But neither pharmacists nor doctors are required to check the database before dispensing or writing new prescriptions.
"If any of those 58 pharmacies or 116 practitioners would have checked, they would have seen that the patient in front of them, that may have only been in there once every 30 days, was actually going to other places and to multiple prescribers to get the medication," Herold said.
Pharmacists and doctors have complained for years that the reason they don’t use the system is because of a long history of technical glitches. In the past, for example, doctors had to submit paper registration materials to the Department of Justice just to get a login and password, a process that took as long as six months for some doctors.
“There’s been a huge backlog at the DOJ,” said Molly Weedn, spokeswoman for the California Medical Association. “People want it to be a usable system, but in the past few years, it’s been severely understaffed and underfunded.”
Funding for the database was slashed in 2009 when the economic recession hit, leaving the technical problems to linger. More cuts followed in 2012.
In 2013, the state Legislature passed SB809, which charged doctors a $6 annual fee when renewing their medical license to provide funds for database improvements. The state slowly began rolling out CURES 2.0 this past summer, and after fixing a Web browser compatibility problem, will do so universally in the new year.
“The new system is more user-friendly,” said Deputy Attorney General Robert Sumner, who oversees IT projects for the Department of Justice. “It’s faster, it’s more responsive, it’s more intuitive.”
It also allows doctors to delegate searches to nurses, so a nurse can cue up a patient’s prescription drug record for the doctor prior to a consultation, and includes a number of patient alerts.
"Physicians will automatically be told if, based on their prescription history, the algorithm has picked up that the patient might be at risk for doctor shopping,” Sumner said. “Whether or not you’ve gone to a number of different prescribers, whether or not you’ve been given a number of different prescriptions in volumes, and also the frequency at which you’ve been receiving prescriptions.”
Despite the improvements, safety advocate Bob Pack is still not satisfied. He says the only way the database will really work is if doctors are required to use it.
“I’ve been disappointed all along,” he said. “I’ve always believed it needed to be a mandatory requirement.”
In 2003, Pack’s two children were killed by a driver who was high on prescription drugs, which she had obtained from multiple doctors. Ever since, Pack has pushed for redevelopment of the database, convincing his local representatives to write various bills, including SB809, which provided the funding to update the database, and a pending bill, SB482, which would require doctors to consult a patient’s medical history before prescribing narcotics for the first time.

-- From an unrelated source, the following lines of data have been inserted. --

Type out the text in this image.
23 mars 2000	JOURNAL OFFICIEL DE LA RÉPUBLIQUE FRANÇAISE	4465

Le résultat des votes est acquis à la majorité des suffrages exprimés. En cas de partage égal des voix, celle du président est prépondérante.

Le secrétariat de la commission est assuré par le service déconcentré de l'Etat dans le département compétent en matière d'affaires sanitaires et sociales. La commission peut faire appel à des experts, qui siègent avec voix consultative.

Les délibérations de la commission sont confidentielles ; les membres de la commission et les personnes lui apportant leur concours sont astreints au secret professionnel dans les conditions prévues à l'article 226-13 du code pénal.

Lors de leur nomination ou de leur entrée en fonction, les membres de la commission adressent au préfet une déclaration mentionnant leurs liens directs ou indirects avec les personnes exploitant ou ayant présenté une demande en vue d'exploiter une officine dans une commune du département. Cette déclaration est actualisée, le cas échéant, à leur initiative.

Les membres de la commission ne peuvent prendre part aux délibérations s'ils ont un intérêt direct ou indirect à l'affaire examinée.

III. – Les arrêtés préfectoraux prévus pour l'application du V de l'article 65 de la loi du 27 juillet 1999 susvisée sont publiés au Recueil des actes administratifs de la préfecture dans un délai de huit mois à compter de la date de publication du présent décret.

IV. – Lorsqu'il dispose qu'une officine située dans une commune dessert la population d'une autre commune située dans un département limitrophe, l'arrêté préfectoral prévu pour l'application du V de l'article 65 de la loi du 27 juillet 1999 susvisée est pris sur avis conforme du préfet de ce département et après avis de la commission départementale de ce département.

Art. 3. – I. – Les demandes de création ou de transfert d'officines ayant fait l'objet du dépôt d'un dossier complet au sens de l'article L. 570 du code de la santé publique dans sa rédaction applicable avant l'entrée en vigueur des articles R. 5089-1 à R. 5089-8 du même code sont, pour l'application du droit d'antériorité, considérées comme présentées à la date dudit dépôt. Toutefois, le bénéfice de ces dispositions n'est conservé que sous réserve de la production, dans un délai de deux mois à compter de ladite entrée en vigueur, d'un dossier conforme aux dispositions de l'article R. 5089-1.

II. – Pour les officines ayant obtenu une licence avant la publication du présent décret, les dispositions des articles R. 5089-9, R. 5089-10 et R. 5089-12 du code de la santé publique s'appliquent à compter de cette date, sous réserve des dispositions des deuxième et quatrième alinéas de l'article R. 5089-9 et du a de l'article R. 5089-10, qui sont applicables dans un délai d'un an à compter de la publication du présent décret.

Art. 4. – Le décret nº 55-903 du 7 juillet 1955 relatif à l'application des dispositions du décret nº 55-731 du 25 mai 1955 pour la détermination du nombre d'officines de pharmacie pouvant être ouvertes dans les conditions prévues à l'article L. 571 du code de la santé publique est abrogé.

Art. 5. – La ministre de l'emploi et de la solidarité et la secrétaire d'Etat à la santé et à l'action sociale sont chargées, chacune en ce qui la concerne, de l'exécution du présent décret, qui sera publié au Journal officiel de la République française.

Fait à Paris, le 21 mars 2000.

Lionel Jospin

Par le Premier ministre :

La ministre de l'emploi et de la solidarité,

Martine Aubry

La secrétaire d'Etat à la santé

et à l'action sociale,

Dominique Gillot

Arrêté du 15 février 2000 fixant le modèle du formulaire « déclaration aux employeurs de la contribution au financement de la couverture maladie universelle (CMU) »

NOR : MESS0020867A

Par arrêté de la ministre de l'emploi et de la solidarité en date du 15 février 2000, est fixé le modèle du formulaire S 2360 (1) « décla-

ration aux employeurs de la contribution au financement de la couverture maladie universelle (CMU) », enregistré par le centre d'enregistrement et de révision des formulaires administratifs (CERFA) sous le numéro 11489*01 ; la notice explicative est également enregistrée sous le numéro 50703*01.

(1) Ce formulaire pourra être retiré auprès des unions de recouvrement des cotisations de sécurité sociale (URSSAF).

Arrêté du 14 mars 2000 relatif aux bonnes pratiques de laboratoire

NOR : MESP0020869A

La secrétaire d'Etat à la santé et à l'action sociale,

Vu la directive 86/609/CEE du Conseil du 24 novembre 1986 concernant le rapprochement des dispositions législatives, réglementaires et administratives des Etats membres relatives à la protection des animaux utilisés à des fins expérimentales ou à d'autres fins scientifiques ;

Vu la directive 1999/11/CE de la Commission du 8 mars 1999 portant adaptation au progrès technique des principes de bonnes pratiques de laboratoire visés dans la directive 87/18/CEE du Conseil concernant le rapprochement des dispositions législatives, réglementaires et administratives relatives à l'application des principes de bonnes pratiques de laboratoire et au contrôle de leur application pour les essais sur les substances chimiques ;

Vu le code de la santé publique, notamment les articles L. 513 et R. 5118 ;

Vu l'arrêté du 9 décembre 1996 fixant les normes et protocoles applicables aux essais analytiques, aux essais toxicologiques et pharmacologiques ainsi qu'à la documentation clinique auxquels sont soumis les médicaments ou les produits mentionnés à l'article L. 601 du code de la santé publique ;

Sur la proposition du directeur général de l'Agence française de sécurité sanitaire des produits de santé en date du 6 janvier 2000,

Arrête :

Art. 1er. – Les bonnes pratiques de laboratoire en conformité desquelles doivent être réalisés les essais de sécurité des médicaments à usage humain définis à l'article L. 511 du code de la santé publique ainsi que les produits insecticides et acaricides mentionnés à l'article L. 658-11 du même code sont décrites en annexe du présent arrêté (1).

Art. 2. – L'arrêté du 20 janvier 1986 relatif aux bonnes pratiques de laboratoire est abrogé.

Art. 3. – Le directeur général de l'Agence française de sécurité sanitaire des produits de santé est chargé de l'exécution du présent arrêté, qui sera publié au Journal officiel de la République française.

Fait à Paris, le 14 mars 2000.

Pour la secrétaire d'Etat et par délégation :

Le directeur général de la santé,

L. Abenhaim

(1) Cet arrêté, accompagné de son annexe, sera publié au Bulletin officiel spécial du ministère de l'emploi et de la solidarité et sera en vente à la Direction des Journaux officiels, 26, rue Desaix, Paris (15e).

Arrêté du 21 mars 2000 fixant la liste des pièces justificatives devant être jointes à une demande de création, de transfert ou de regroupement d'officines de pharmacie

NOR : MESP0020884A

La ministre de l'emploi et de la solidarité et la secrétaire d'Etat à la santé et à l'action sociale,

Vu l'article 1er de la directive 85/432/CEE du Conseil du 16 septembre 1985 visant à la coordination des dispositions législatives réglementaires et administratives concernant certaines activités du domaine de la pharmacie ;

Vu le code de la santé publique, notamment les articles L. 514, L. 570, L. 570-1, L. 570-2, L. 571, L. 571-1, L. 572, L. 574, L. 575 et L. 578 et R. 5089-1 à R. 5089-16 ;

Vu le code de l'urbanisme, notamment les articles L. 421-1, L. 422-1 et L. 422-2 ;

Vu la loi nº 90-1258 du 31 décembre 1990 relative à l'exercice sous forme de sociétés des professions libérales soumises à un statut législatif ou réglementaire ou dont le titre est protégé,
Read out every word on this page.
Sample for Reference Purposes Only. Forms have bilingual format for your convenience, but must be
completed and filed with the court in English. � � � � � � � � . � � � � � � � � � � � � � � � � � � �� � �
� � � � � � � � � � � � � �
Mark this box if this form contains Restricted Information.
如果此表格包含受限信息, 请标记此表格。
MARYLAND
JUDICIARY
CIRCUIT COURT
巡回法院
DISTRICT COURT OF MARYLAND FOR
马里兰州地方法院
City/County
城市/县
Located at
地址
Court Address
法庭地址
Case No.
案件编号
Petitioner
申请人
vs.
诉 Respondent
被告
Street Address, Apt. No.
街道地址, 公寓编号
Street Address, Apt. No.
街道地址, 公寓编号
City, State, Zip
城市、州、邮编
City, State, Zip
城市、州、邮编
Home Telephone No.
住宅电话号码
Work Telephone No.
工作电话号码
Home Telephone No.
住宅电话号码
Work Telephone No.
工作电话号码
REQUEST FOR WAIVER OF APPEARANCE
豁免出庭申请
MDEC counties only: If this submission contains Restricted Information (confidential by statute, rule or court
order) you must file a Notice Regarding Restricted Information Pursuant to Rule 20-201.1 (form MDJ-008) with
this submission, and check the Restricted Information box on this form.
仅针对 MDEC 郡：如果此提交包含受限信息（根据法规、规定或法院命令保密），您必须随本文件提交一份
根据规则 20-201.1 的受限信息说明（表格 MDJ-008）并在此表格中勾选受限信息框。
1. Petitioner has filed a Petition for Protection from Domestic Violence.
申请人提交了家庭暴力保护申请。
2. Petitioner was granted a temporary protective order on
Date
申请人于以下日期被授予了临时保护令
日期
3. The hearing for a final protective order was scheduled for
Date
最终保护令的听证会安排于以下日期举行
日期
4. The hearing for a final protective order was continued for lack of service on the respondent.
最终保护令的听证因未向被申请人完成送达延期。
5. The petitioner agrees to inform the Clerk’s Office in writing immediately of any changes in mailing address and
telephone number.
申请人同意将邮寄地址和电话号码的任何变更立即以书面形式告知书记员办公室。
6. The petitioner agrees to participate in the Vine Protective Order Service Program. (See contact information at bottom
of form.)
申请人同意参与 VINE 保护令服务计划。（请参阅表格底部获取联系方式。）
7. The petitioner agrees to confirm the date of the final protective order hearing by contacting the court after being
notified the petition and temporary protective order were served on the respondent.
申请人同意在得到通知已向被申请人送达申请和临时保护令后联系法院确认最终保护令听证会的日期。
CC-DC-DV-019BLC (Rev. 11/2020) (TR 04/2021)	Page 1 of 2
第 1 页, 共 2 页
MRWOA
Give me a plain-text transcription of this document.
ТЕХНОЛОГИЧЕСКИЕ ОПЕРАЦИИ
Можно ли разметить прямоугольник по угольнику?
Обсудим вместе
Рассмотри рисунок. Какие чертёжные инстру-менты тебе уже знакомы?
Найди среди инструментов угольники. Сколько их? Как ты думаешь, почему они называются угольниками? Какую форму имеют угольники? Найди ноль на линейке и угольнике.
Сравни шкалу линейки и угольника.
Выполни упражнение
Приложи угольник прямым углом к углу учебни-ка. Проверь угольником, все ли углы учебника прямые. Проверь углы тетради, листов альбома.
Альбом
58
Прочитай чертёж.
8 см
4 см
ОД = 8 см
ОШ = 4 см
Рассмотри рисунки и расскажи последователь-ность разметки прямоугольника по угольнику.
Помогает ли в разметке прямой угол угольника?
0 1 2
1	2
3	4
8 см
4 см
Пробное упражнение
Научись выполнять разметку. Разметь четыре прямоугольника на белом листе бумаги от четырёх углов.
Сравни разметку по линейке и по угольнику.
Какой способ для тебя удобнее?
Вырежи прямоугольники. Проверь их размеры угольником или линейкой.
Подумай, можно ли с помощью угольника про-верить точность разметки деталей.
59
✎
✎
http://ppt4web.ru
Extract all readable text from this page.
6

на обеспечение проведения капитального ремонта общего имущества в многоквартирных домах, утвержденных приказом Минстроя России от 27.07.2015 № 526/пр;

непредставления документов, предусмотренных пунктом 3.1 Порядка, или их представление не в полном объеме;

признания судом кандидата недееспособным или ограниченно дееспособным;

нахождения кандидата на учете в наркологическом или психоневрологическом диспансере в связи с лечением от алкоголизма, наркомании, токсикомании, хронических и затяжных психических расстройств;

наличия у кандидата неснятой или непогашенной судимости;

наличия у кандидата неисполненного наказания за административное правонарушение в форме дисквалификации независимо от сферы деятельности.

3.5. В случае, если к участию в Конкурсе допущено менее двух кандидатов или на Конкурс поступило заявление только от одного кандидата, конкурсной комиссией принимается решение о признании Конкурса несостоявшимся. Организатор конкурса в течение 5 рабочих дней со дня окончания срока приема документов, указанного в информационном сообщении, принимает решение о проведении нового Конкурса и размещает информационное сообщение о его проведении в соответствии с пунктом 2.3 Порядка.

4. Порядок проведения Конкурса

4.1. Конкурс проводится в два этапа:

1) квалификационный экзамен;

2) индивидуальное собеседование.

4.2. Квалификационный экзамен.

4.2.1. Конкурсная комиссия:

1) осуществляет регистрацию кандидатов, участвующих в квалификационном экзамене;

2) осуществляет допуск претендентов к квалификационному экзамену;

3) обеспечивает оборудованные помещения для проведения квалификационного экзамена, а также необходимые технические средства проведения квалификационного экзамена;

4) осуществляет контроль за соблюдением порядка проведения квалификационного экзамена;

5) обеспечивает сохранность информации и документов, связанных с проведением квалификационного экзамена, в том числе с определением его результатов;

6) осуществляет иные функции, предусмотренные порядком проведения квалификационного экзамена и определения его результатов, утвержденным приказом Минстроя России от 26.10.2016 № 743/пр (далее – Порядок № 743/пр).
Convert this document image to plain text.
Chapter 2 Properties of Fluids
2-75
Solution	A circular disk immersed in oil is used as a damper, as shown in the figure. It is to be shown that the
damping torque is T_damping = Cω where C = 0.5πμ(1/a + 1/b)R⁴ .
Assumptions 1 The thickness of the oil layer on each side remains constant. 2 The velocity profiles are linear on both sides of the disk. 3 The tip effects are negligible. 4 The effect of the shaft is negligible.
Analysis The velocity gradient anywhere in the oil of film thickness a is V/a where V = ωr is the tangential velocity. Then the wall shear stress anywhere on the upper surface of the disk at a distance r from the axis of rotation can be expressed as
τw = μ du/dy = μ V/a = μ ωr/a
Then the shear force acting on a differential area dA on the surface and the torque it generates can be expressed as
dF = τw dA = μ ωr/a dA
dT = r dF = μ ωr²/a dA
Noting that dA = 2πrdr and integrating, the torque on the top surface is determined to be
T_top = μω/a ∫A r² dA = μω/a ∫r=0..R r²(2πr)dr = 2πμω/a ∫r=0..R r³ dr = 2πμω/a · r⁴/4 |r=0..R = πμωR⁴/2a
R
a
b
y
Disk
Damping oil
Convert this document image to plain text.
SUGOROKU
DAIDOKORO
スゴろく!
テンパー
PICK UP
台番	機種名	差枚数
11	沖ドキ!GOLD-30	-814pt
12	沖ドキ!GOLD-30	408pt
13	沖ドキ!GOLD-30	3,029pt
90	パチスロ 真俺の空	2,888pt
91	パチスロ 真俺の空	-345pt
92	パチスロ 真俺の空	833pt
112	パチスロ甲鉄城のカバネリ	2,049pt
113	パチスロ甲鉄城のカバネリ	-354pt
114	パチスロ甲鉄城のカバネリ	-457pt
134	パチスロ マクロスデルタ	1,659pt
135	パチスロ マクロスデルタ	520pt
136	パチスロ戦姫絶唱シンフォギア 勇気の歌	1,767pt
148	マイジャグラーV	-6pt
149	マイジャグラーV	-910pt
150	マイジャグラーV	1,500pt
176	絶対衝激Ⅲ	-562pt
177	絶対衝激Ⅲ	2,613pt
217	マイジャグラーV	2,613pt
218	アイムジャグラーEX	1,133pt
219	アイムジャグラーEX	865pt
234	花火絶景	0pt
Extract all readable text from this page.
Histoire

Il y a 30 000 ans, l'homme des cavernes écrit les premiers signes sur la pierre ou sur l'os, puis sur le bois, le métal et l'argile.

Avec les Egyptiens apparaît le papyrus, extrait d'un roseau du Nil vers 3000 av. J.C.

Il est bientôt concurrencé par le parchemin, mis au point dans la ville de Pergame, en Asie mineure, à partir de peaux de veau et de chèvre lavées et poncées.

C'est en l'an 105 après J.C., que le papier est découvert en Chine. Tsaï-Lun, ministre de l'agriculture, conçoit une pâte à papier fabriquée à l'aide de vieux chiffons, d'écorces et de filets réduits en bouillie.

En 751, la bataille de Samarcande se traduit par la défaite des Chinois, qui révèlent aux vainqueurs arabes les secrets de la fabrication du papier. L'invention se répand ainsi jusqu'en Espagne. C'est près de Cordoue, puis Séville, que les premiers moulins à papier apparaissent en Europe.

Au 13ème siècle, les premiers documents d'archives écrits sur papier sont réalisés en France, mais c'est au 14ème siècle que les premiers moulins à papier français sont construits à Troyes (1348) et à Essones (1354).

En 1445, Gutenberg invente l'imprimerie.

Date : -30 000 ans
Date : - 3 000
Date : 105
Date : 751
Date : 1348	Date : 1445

“I wanted this thing to be mandatory for the last nine years,” Pack said. “But the medical lobby keeps fighting this.”
The California Medical Association says it will wait to see how well the new system works before agreeing to any requirements.
“Before we make the system mandatory, let’s make sure it’s functional,” said Weedn.
While 49 states have a prescription drug database in one form or another, only about 10 states require doctors and pharmacists to check it before writing new prescriptions, including Kentucky and New York. Some studies show that the number of narcotic prescriptions written in those states went down after the mandate, and enrollment in addiction treatment went up, though it is unclear if some drug abusers may have turned to street drugs instead.
Congressman Mark DeSaulnier, D-California, who authored SB809 when he was a state assemblyman representing Walnut Creek, says he wants to bring some of these reforms to the national level, starting with incentivizing states to upgrade their systems.